After failing to strike a deal with Cincinnati to grab WR A.J. Green, they made the move from the 27th pick all the way up to fourth spot, drafting Alabama wide-out Julio Jones. Atlanta threw the kitchen sink at Cleveland, giving up the their first- (27th), second- (59th), and fourth- (124th) round picks, plus their first- and fourth-round picks in 2012.
Jones showed immediately that he’s capable of enjoying great success in the NFL, catching 54 passes for 959 yards and 8 touchdowns. But injuries held him back, and when an organization gives up five draft picks for one player, you bet he’s being held to almost unfair expectations, and he’ll need a strong sophomore showing to keep the world for chanting “bust”.
But, despite Julio Jones’ strong play, at the end of the day the results were the same, getting kicked out of the playoffs in the first-round after scoring only two-points (and that coming from the defense), putting Mike Smith at 0-3 in the postseason.
Now, with no first-round pick, no cap money to even keep arguably their best defensive player (LB Curtis Lofton) or sign decent help, Atlanta is stuck in neutral. It’s said around the league that it isn’t enough to try and stay the same each year, and right now Atlanta can’t even help themselves.

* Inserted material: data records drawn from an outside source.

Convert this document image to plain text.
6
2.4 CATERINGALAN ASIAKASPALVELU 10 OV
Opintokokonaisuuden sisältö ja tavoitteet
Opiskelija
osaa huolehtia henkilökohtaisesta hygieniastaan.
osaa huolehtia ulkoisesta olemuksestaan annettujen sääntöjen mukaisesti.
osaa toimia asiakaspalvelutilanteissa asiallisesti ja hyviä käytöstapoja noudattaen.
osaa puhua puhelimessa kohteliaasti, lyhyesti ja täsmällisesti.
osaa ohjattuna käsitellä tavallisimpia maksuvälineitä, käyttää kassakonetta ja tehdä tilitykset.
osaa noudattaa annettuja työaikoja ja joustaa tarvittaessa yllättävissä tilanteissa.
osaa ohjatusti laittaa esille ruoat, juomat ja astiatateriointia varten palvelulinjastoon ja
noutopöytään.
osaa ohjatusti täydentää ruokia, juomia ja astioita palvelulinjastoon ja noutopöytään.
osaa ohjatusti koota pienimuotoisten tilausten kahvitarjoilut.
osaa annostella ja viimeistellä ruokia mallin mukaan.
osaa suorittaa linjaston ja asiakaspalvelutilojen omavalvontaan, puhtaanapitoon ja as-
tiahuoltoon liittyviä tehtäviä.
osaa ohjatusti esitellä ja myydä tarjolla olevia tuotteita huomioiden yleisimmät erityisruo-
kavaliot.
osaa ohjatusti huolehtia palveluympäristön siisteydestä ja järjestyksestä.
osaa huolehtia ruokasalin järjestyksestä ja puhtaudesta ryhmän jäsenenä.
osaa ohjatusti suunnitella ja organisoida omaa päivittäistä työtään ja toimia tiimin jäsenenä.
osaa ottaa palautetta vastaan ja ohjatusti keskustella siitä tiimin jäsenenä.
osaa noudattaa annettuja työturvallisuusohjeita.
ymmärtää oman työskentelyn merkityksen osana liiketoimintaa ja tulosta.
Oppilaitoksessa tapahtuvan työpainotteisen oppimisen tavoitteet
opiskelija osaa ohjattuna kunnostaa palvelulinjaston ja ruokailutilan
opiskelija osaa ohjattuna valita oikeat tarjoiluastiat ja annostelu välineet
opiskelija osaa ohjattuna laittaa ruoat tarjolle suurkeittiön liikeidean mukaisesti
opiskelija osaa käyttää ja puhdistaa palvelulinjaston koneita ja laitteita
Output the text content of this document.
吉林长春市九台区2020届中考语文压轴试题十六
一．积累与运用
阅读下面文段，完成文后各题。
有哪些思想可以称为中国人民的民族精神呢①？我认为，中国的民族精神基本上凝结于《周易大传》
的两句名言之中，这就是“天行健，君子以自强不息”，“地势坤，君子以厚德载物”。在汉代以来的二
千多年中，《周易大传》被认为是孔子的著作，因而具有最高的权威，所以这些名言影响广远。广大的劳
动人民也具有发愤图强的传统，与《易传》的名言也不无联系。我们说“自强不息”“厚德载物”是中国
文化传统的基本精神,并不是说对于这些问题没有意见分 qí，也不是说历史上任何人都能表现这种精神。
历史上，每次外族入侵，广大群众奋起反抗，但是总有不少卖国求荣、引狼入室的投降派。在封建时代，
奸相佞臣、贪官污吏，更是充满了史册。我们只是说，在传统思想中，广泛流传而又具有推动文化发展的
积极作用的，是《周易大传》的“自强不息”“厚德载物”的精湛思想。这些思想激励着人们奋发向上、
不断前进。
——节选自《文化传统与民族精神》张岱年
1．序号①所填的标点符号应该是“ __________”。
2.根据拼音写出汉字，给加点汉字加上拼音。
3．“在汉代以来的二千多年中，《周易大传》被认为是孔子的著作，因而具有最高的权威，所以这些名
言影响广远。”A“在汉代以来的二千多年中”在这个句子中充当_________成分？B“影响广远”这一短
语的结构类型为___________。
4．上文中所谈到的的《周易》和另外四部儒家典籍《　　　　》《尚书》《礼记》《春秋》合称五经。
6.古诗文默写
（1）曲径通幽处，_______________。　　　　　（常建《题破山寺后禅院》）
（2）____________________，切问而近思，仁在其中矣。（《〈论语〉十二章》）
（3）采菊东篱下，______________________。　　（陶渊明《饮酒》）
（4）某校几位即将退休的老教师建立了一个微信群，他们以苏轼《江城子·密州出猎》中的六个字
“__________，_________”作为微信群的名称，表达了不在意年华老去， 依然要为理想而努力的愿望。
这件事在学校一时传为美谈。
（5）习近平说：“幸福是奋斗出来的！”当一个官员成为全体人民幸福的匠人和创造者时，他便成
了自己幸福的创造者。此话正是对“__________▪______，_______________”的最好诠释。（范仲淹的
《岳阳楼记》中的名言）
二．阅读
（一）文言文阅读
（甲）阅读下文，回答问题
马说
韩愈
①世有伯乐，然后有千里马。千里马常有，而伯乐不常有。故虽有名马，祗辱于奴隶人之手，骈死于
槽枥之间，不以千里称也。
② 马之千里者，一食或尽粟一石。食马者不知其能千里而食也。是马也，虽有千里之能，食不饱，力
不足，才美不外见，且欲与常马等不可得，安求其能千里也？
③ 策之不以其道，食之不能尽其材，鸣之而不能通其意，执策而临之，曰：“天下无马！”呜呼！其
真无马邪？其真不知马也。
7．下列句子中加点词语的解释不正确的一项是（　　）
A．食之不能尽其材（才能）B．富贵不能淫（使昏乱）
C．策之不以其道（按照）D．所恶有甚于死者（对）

The re-signing of sack-leader DE John Abraham, key backup DE Kroy Biermann, and the free agent signing of LB Lofa Tatupu were big for a defense that has talent but just needs time to sync. Although slapping the franchise tag on corner-back Brent Grimes might become a headache with talks of a hold-out, letting thier pro-bowl CB just walk was not an option.
Atlanta will be relying heavily to hit on contributors in the second- and third- round of the draft; also of importance is putting in a good training camp to allow the defense to mesh and allow last years rookie class to get a taste of the NFL off-season regiments after the lock-out prevented such workouts last year. After going all-in the year before, Atlanta’s only option is to take the pieces they have and try to take that next step.